You're paying for that through your tax dollars.
You're paying for it.
So basically what's happening is you cover part of their housing.
You cover part of their food bill.
So the company who is exploiting their labor, well they don't have to.
They can pay them so little that they qualify for government assistance even if they're
working full time.
Don't worry, you'll pick up the tab.
There is your self-interest.
If the moral reasons don't do it for you, there's your self-interest.
You are paying for it.
You are providing a subsidy to big business out of your pocket.
Now anytime the subject of minimum wage comes up, there's always an argument that's thrown
out and I'm going to go ahead and just get rid of that now.
Minimum wage came around in 1938 under Franklin Roosevelt.
What did he have to say about wages?
No business, which depends for existence on paying less than living wages to its workers,
has any right to continue in this country.
He goes on.
By workers I mean all workers, the white collar class as well as the men in overalls.
So it wasn't just for the upper middle class, it was for everybody.
He goes on.
And by living wage I mean more than a bare subsistence level, I mean the wages of a decent
living.
The idea was to make sure that everybody who was working had a decent life.
I am 100% certain that the intention was not to have somebody working 40 hours a week and
then have to go apply for government assistance with the stigma that that carries today when
they're not doing anything wrong.
They're putting in labor that has to be done.
We have all learned that many things that are essential are pretty low paying jobs.
So the idea that minimum wage is just for teenagers or whatever, it's not true.
It's not grounded in fact, it's not grounded in reality, that is not what it was for.
It was to provide a living wage for all Americans.
Everybody who's working should have a decent wage.
I think I made an error.
Because what's happened is it became very easy to illustrate what minimum wage workers
make because they kind of chose a minimum wage number.

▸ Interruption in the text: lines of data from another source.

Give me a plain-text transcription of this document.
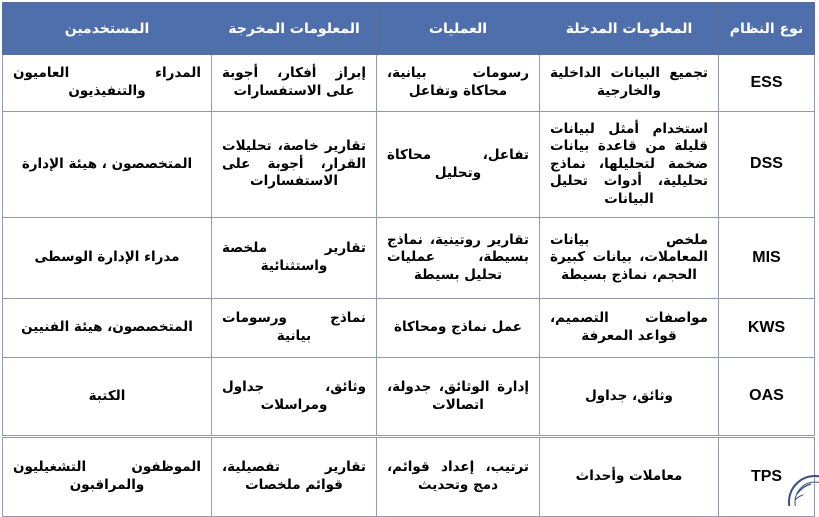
نوع النظام	المعلومات المدخلة	العمليات	المعلومات المخرجة	المستخدمين
ESS	تجميع البيانات الداخلية والخارجية	رسومات بيانية، محاكاة وتفاعل	إبراز أفكار، أجوبة على الاستفسارات	المدراء العاميون والتنفيذيون
DSS	استخدام أمثل لبيانات قليلة من قاعدة بيانات ضخمة لتحليلها، نماذج تحليلية، أدوات تحليل البيانات	تفاعل، محاكاة وتحليل	تقارير خاصة، تحليلات القرار، أجوبة على الاستفسارات	المتخصصون ، هيئة الإدارة
MIS	ملخص بيانات المعاملات، بيانات كبيرة الحجم، نماذج بسيطة	تقارير روتينية، نماذج بسيطة، عمليات تحليل بسيطة	تقارير ملخصة واستثنائية	مدراء الإدارة الوسطى
KWS	مواصفات التصميم، قواعد المعرفة	عمل نماذج ومحاكاة	نماذج ورسومات بيانية	المتخصصون، هيئة الفنيين
OAS	وثائق، جداول	إدارة الوثائق، جدولة، اتصالات	وثائق، جداول ومراسلات	الكتبة
TPS	معاملات وأحداث	ترتيب، إعداد قوائم، دمج وتحديث	تقارير تفصيلية، قوائم ملخصات	الموظفون التشغيليون والمراقبون
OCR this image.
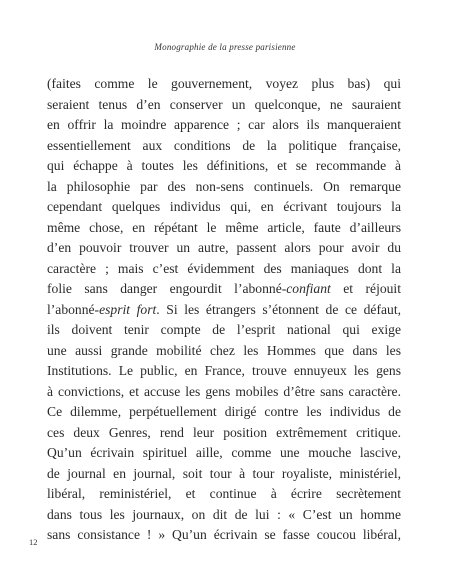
Monographie de la presse parisienne
(faites comme le gouvernement, voyez plus bas) qui
seraient tenus d’en conserver un quelconque, ne sauraient
en offrir la moindre apparence ; car alors ils manqueraient
essentiellement aux conditions de la politique française,
qui échappe à toutes les définitions, et se recommande à
la philosophie par des non-sens continuels. On remarque
cependant quelques individus qui, en écrivant toujours la
même chose, en répétant le même article, faute d’ailleurs
d’en pouvoir trouver un autre, passent alors pour avoir du
caractère ; mais c’est évidemment des maniaques dont la
folie sans danger engourdit l’abonné-confiant et réjouit
l’abonné-esprit fort. Si les étrangers s’étonnent de ce défaut,
ils doivent tenir compte de l’esprit national qui exige
une aussi grande mobilité chez les Hommes que dans les
Institutions. Le public, en France, trouve ennuyeux les gens
à convictions, et accuse les gens mobiles d’être sans caractère.
Ce dilemme, perpétuellement dirigé contre les individus de
ces deux Genres, rend leur position extrêmement critique.
Qu’un écrivain spirituel aille, comme une mouche lascive,
de journal en journal, soit tour à tour royaliste, ministériel,
libéral, reministériel, et continue à écrire secrètement
dans tous les journaux, on dit de lui : « C’est un homme
sans consistance ! » Qu’un écrivain se fasse coucou libéral,
12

Using $1200 made it very easy to highlight how much the minimum wage workers in this
country are being exploited and the fact that those who look at a $1200 check and are kind
of like, man, that's not going to help, you're subsidizing it.
When we come out of this we're going to have the opportunity to change a lot of infrastructure.
This is something we might want to look at.
These essential employees, these essential workers who are out there literally risking
their lives right now, I think they deserve decent wages.
Anyway, it's just a thought. Y'all have a good night.